The case focuses on the way Google brokers the sale and placement of millions of ads on websites throughout the internet.

Like its competitors, Google uses technology that auctions ad spaces and matches ads with target markets based on the online data of users.

When a match is made, Google acts as the liaison to pass payment between advertisers and website owners. It collects a fee for the service.

Google is by far the biggest company that provides the ad matching service. It has acquired many of its competitors over the past 20 years.

“Google’s unparalleled scale in programmatic advertising has given it significant advantages over rival firms,” says the ruling from U.S. District Judge Leonie Brinkema.

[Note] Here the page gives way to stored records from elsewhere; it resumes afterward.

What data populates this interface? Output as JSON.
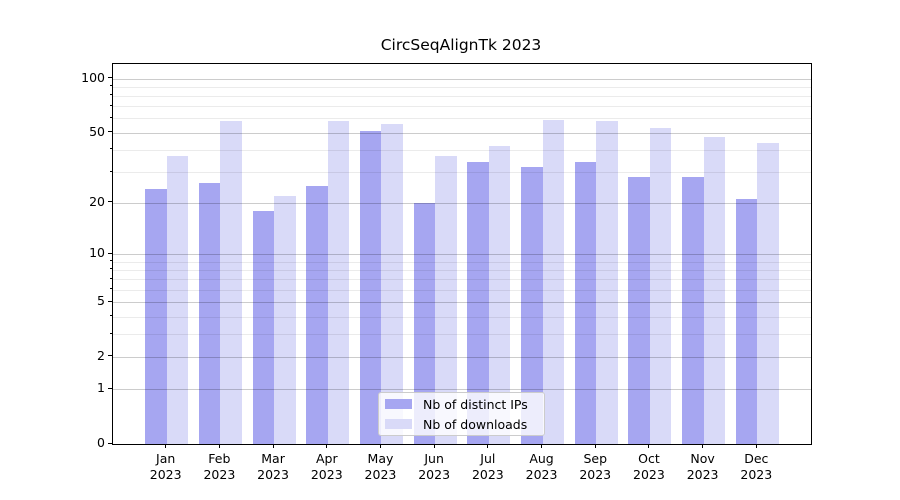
{
  "title": {
    "text": "CircSeqAlignTk 2023"
  },
  "chart_data": {
    "type": "bar",
    "title": "CircSeqAlignTk 2023",
    "categories": [
      "Jan",
      "Feb",
      "Mar",
      "Apr",
      "May",
      "Jun",
      "Jul",
      "Aug",
      "Sep",
      "Oct",
      "Nov",
      "Dec"
    ],
    "category_year": "2023",
    "series": [
      {
        "name": "Nb of distinct IPs",
        "color": "#a6a6f1",
        "values": [
          24,
          26,
          18,
          25,
          51,
          20,
          34,
          32,
          34,
          28,
          28,
          21
        ]
      },
      {
        "name": "Nb of downloads",
        "color": "#d9daf8",
        "values": [
          37,
          58,
          22,
          58,
          56,
          37,
          42,
          59,
          58,
          53,
          47,
          44
        ]
      }
    ],
    "yscale": "symlog",
    "ylim": [
      0,
      120
    ],
    "y_major_ticks": [
      0,
      1,
      2,
      5,
      10,
      20,
      50,
      100
    ],
    "y_minor_ticks": [
      3,
      4,
      6,
      7,
      8,
      9,
      30,
      40,
      60,
      70,
      80,
      90
    ],
    "grid": true,
    "legend_position": "lower-center",
    "xlabel": "",
    "ylabel": ""
  },
  "legend": {
    "items": [
      {
        "label": "Nb of distinct IPs",
        "color": "#a6a6f1"
      },
      {
        "label": "Nb of downloads",
        "color": "#d9daf8"
      }
    ]
  },
  "colors": {
    "bar_dark": "#a6a6f1",
    "bar_light": "#d9daf8",
    "grid_major": "#cccccc",
    "grid_minor": "#ebebeb",
    "spine": "#000000",
    "text": "#000000"
  }
}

Google argued that it used a marketing strategy that was designed to compete with hundreds of other companies that provide similar ad matching services.

Brinkema agreed with Google that it did not monopolize the market that served advertisers, only the publishers.

“We won half of this case and we will appeal the other half,” Lee-Anne Mulholland, Google’s vice president of regulatory affairs, wrote on X Thursday. “We disagree with the court’s decision regarding our publisher tools. Publishers have many options and they choose Google because our ad tech tools are simple, affordable and effective.”

Brinkema ordered Google and the Justice Department to try to negotiate a way of resolving the antitrust violations. The court’s final ruling on how Google’s business will be affected is expected at a later unspecified date.

The ruling is only the latest setback for Google after it lost a different antitrust case in August 2024 over contracts for its search engine. Its previous contracts with Apple and other phone manufacturers required them to install Google as the default search engine on smartphones.

In 2023, a jury found that Google created an illegal monopoly in the way it operated its online app store. Among the allegations, Google was accused of arranging deals with some companies to keep them from building their own competing app stores.

Google faces other antitrust allegations in Europe.